Confused about the normalization layer adapt

Hi everyone,

I am just now learning how to use Keras, so this is likely a very newbie question. I am going through the tutorials, I am doing the ‘Load and Preprocess data’ < ‘CSV’.
Below is the relevant code:

#Loading data and splitting features and labels
titanic = pd.read_csv("https://storage.googleapis.com/tf-datasets/titanic/train.csv")
titanic_features = titanic.copy()
titanic_labels = titanic_features.pop('survived')

#Separating the numeric columns as we need to normalize them, and making it into a dict of symbolic tensors
inputs = {}
for name, column in titanic_features.items():
  dtype = column.dtype
  if dtype == object:
    dtype = tf.string
  else:
    dtype = tf.float32

  inputs[name] = tf.keras.Input(shape=(1,), name=name, dtype=dtype)
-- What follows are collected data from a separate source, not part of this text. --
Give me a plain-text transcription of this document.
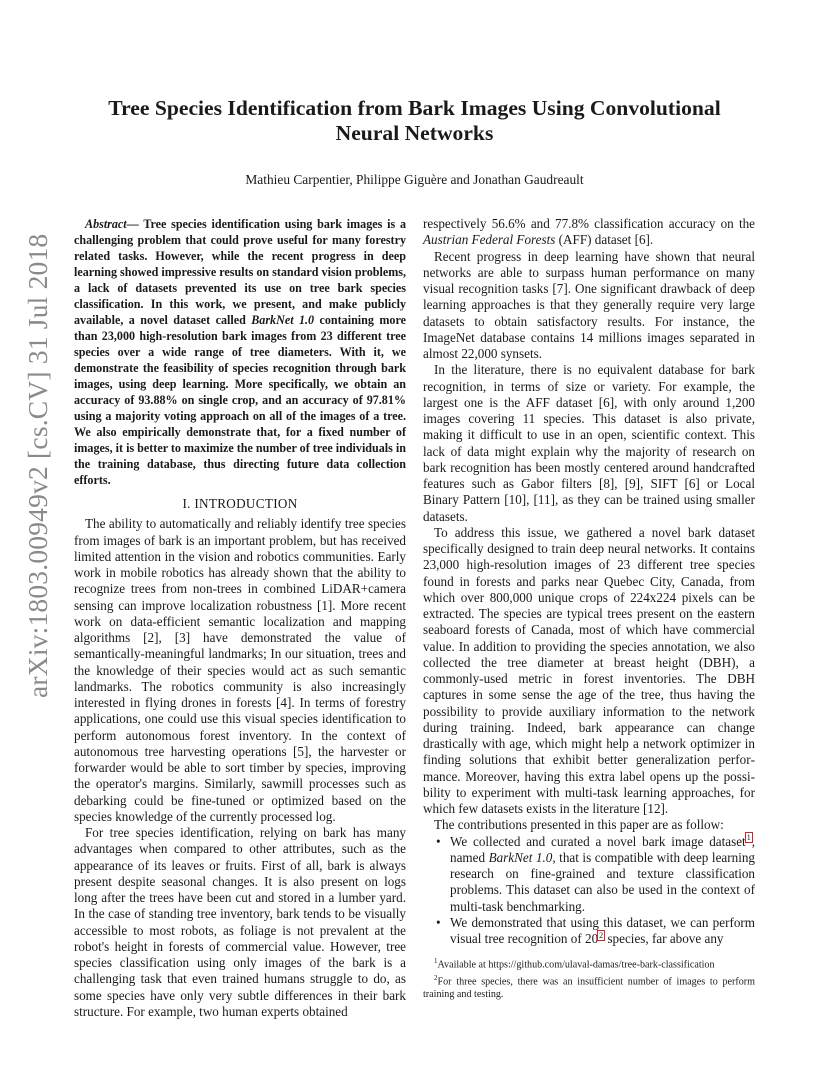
arXiv:1803.00949v2 [cs.CV] 31 Jul 2018
Tree Species Identification from Bark Images Using Convolutional
Neural Networks
Mathieu Carpentier, Philippe Giguère and Jonathan Gaudreault

Abstract— Tree species identification using bark images is a challenging problem that could prove useful for many forestry related tasks. However, while the recent progress in deep learning showed impressive results on standard vision problems, a lack of datasets prevented its use on tree bark species classification. In this work, we present, and make publicly available, a novel dataset called BarkNet 1.0 containing more than 23,000 high-resolution bark images from 23 different tree species over a wide range of tree diameters. With it, we demonstrate the feasibility of species recognition through bark images, using deep learning. More specifically, we obtain an accuracy of 93.88% on single crop, and an accuracy of 97.81% using a majority voting approach on all of the images of a tree. We also empirically demonstrate that, for a fixed number of images, it is better to maximize the number of tree individuals in the training database, thus directing future data collection efforts.

I. INTRODUCTION

The ability to automatically and reliably identify tree species from images of bark is an important problem, but has received limited attention in the vision and robotics communities. Early work in mobile robotics has already shown that the ability to recognize trees from non-trees in combined LiDAR+camera sensing can improve localization robustness [1]. More recent work on data-efficient semantic localization and mapping algorithms [2], [3] have demonstrated the value of semantically-meaningful landmarks; In our situation, trees and the knowledge of their species would act as such semantic landmarks. The robotics community is also increasingly interested in flying drones in forests [4]. In terms of forestry applications, one could use this visual species identification to perform autonomous forest inventory. In the context of autonomous tree harvesting operations [5], the harvester or forwarder would be able to sort timber by species, improving the operator's margins. Similarly, sawmill processes such as debarking could be fine-tuned or optimized based on the species knowledge of the currently processed log.

For tree species identification, relying on bark has many advantages when compared to other attributes, such as the appearance of its leaves or fruits. First of all, bark is always present despite seasonal changes. It is also present on logs long after the trees have been cut and stored in a lumber yard. In the case of standing tree inventory, bark tends to be visually accessible to most robots, as foliage is not prevalent at the robot's height in forests of commercial value. However, tree species classification using only images of the bark is a challenging task that even trained humans struggle to do, as some species have only very subtle differences in their bark structure. For example, two human experts obtained

respectively 56.6% and 77.8% classification accuracy on the Austrian Federal Forests (AFF) dataset [6].

Recent progress in deep learning have shown that neural networks are able to surpass human performance on many visual recognition tasks [7]. One significant drawback of deep learning approaches is that they generally require very large datasets to obtain satisfactory results. For instance, the ImageNet database contains 14 millions images separated in almost 22,000 synsets.

In the literature, there is no equivalent database for bark recognition, in terms of size or variety. For example, the largest one is the AFF dataset [6], with only around 1,200 images covering 11 species. This dataset is also private, making it difficult to use in an open, scientific context. This lack of data might explain why the majority of research on bark recognition has been mostly centered around handcrafted features such as Gabor filters [8], [9], SIFT [6] or Local Binary Pattern [10], [11], as they can be trained using smaller datasets.

To address this issue, we gathered a novel bark dataset specifically designed to train deep neural networks. It contains 23,000 high-resolution images of 23 different tree species found in forests and parks near Quebec City, Canada, from which over 800,000 unique crops of 224x224 pixels can be extracted. The species are typical trees present on the eastern seaboard forests of Canada, most of which have commercial value. In addition to providing the species annotation, we also collected the tree diameter at breast height (DBH), a commonly-used metric in forest inventories. The DBH captures in some sense the age of the tree, thus having the possibility to provide auxiliary information to the network during training. Indeed, bark appearance can change drastically with age, which might help a network optimizer in finding solutions that exhibit better generalization performance. Moreover, having this extra label opens up the possibility to experiment with multi-task learning approaches, for which few datasets exists in the literature [12].

The contributions presented in this paper are as follow:

• We collected and curated a novel bark image dataset$^1$, named BarkNet 1.0, that is compatible with deep learning research on fine-grained and texture classification problems. This dataset can also be used in the context of multi-task benchmarking.
• We demonstrated that using this dataset, we can perform visual tree recognition of 20$^2$ species, far above any

$^1$Available at https://github.com/ulaval-damas/tree-bark-classification

$^2$For three species, there was an insufficient number of images to perform training and testing.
numeric_inputs = {name:input for name,input in inputs.items()
                  if input.dtype==tf.float32}

#Concatenate the numeric columns
x = layers.Concatenate()(list(numeric_inputs.values()))
#Normalization layer
norm = layers.Normalization()
#Adapt the normalization layer onto the data
norm.adapt(np.array(titanic[numeric_inputs.keys()]))
all_numeric_inputs = norm(x)

So the question is, why are we directing the normalization layer onto the titanic[numeric_inputs.keys()]), which is the raw data with the numeric columns selected. Why wouldn’t we direct it into ‘x’ which is the concatenated numeric values? Also why are we adapting to a data that is turned into an numPy array format? Why not just adapt onto the symbolic tensors since their whole point is supposed to be to keep track of the operations that are done on them. I am very confused about this, and would appreciate if someone could explain or refer me to something that can help me understand how these layers and symbolic tensors are supposed to be set up regarding what should call what in what hierarchy so to say.

Thanks for the help,
Dominik

Layer normalization (LayerNorm) is a technique to normalize the distributions of intermediate layers. It enables smoother gradients, faster training, and better generalization accuracy . Normalization layers usually apply their normalization effect to the previous layer, so it should be put **in front of the layer that you want normalized.